Puis vint le temps du départ de Bernard Kouchner du gouvernement et son remplacement par Michèle Alliot-Marie, figure gaulliste pure et dure, opposée au droit d’ingérence, incarnation parfaite du cocktail langue de bois-real-politik, qui lui a d’ailleurs parfaitement réussi pendant ses dix années de présence ininterrompue dans les précédents gouvernements de droite. Cet abandon très officiel de toute ambition en matière de droit de l’homme a placé la France à contresens des révolutions qui ont surgi en Tunisie, en Egypte et en Libye, dont le moteur est l’aspiration à la liberté et la dignité.
Manœuvre politique
Le fait que, à l’inverse, Barack Obama ait cahin-caha tenu le cap d’un discours et d’une diplomatie plus ouverte, lui a objectivement permis de mieux accompagner le mouvement. Lequel était dans une parfaite cohérence avec le discours du Caire du président américain, au cours duquel il avait interpellé les dirigeants arabes en leur demandant d’abandonner la coercition et de rechercher le consentement de leurs peuples.
Mais dès lors que les peuples ont la parole, il faut les convaincre. C’est plus difficile que de «dealer» avec des dictateurs (d’autant que ces derniers sont le plus souvent intéressés au deal). Il nous faut donc, sans tarder, réintroduire dans notre diplomatie une cohérence avec les valeurs que nous sommes censées défendre et que nous proclamons sans cesse.
Il est d’ailleurs piquant de constater que, à peine énoncée par Nicolas Sarkozy l’idée qu’il faut désormais accompagner les mouvements de libération, François Fillon met en place une expédition «humanitaire» vers la Libye, retrouvant ainsi la voie tracée, un temps, par un certain Bernard Kouchner.

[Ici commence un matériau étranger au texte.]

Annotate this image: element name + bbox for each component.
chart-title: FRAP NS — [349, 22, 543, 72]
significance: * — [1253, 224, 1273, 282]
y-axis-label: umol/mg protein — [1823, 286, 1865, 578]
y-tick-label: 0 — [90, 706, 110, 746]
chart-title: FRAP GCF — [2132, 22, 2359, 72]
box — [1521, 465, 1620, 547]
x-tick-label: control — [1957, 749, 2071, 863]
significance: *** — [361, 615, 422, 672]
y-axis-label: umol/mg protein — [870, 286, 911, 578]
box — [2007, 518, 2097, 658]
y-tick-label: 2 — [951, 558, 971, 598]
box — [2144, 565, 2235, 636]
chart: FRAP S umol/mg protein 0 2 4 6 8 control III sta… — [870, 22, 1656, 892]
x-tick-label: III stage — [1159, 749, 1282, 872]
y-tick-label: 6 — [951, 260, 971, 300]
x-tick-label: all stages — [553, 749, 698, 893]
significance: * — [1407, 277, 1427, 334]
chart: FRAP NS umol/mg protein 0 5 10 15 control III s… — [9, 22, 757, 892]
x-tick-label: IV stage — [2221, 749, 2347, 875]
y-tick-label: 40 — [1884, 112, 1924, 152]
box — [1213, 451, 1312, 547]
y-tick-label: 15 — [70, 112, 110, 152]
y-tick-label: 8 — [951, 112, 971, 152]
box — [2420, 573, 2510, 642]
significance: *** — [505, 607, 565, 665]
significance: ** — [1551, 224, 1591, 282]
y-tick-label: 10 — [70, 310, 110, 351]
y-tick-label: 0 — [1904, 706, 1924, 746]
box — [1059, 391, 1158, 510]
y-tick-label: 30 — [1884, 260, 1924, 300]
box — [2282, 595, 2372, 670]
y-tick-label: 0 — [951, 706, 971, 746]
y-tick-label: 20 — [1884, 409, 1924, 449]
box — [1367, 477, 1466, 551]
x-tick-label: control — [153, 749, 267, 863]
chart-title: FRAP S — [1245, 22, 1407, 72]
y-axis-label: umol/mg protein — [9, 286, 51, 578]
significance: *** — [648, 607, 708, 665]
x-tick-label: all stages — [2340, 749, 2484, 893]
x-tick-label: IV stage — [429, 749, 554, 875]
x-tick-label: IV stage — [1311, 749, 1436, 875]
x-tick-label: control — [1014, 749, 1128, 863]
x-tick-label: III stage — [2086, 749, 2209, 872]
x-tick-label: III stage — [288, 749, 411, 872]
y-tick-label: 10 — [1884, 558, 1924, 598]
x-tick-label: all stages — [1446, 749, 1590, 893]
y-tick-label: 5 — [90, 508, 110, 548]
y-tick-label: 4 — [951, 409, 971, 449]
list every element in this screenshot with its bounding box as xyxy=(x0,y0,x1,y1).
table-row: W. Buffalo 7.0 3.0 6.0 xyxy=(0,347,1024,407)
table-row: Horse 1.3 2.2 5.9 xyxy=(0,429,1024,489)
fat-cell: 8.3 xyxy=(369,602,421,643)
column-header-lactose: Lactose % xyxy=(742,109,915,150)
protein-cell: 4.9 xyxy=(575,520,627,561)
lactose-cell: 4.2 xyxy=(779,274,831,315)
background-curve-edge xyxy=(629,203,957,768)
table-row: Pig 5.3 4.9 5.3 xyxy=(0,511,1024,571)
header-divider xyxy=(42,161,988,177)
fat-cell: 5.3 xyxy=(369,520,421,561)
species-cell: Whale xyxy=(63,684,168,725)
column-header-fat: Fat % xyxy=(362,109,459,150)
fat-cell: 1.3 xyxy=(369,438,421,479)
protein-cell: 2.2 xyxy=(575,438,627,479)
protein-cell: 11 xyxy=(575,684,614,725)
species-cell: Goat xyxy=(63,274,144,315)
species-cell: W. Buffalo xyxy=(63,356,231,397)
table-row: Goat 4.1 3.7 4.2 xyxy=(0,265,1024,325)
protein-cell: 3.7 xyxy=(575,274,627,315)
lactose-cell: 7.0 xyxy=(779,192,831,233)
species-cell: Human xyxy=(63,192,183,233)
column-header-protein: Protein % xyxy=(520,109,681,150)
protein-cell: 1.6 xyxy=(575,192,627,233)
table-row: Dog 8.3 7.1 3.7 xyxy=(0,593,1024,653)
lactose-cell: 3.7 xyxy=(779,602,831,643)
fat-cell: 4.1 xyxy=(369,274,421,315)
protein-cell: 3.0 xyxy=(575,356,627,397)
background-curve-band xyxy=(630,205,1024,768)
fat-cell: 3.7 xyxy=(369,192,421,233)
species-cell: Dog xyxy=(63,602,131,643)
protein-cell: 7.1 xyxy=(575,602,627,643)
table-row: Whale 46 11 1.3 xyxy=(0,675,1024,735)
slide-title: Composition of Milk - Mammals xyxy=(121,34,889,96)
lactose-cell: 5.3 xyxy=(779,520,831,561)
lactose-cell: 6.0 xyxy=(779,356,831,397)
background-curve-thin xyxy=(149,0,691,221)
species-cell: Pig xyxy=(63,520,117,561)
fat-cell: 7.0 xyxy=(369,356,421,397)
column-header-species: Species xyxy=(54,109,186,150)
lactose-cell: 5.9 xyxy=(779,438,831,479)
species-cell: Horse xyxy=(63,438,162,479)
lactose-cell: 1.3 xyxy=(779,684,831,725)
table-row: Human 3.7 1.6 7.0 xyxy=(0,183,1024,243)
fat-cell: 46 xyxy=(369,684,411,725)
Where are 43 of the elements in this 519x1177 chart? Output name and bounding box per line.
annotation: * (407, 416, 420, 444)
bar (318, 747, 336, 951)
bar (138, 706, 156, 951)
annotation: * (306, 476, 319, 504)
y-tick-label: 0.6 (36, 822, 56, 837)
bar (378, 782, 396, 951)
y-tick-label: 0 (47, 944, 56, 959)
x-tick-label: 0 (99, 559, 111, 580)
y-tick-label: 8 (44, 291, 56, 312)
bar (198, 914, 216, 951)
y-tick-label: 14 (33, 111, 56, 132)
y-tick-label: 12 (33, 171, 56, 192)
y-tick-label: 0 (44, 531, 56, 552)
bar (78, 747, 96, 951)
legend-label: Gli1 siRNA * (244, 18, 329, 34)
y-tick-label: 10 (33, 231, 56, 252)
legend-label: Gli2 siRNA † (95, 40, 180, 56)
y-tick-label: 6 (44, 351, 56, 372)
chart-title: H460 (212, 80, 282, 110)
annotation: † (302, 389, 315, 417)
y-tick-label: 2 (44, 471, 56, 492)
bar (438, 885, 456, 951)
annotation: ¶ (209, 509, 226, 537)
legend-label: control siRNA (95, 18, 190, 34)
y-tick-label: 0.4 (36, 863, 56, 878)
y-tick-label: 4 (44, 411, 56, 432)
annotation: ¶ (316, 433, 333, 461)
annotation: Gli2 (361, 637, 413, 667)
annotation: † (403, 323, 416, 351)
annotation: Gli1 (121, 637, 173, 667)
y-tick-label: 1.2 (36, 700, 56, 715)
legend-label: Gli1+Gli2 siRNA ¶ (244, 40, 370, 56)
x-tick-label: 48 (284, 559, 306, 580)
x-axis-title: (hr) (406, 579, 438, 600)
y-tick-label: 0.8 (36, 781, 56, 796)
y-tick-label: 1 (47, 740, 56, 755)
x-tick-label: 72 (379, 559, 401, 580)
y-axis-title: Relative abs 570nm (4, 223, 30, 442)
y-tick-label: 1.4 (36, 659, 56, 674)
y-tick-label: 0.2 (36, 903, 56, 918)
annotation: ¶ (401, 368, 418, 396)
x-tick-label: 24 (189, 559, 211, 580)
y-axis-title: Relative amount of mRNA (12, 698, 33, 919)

Les événements libyens ont également donné au président français l’occasion d’évoquer le spectre d’un exode massif de populations vers l’Europe. Il y a sur cette question, une part de réalité et une part de manœuvre politique.
La réalité est celle qu’ont déjà vécu l’Espagne, puis plus récemment l’Italie. Et la crainte la plus forte vient, bien sûr, de l’Italie: Silvio Berlusconi a d’ailleurs été le dernier des leaders européens à demander le départ de Kadhafi. Qui moyennant le versement par l’Italie de 5 milliards d’euros, lui avait promis de stopper les flux d’immigrés venant d’Afrique sub-saharienne et transitant par la Libye, pour finalement échouer sur l’île italienne de Lampedusa.
Effacer le retard à l'allumage
Les désordres existants peuvent-ils pousser des gens au départ? C’est une bien singulière vision de considérer que Tunisiens et Libyens fuiraient leur pays, alors même que ces pays recouvrent la liberté. La démocratie pousserait donc à l’exode!
C’est là qu’on touche à la manœuvre politique car chacun sait bien que la peur de l’immigration est le fond de commerce du Front national et que Nicolas Sarkozy semble désormais s’évertuer à faciliter la montée de Marine Le Pen dans les intentions de votes.
Tout le monde ne sera pas de cet avis dans la majorité, à commencer par François Fillon ou Alain Juppé. C’est, en tous cas, le Premier ministre qui, dès aujourd’hui sur RTL, a souligné que la France ne devait pas limiter son regard aux questions de l’immigration qui pourraient être soulevées par les changements de régime en Afrique du Nord et qu’il lui faut, en majorité, aider à la transition démocratique qui a été promise.
La transition démocratique, telle est bien la prochaine difficulté qui est devant les peuples concernés et qui sera, pour nous et pour la France de Nicolas Sarkozy, la première vraie occasion d’effacer le retard à l’allumage qui a, face à la révolution tunisienne, affaibli la parole de la France.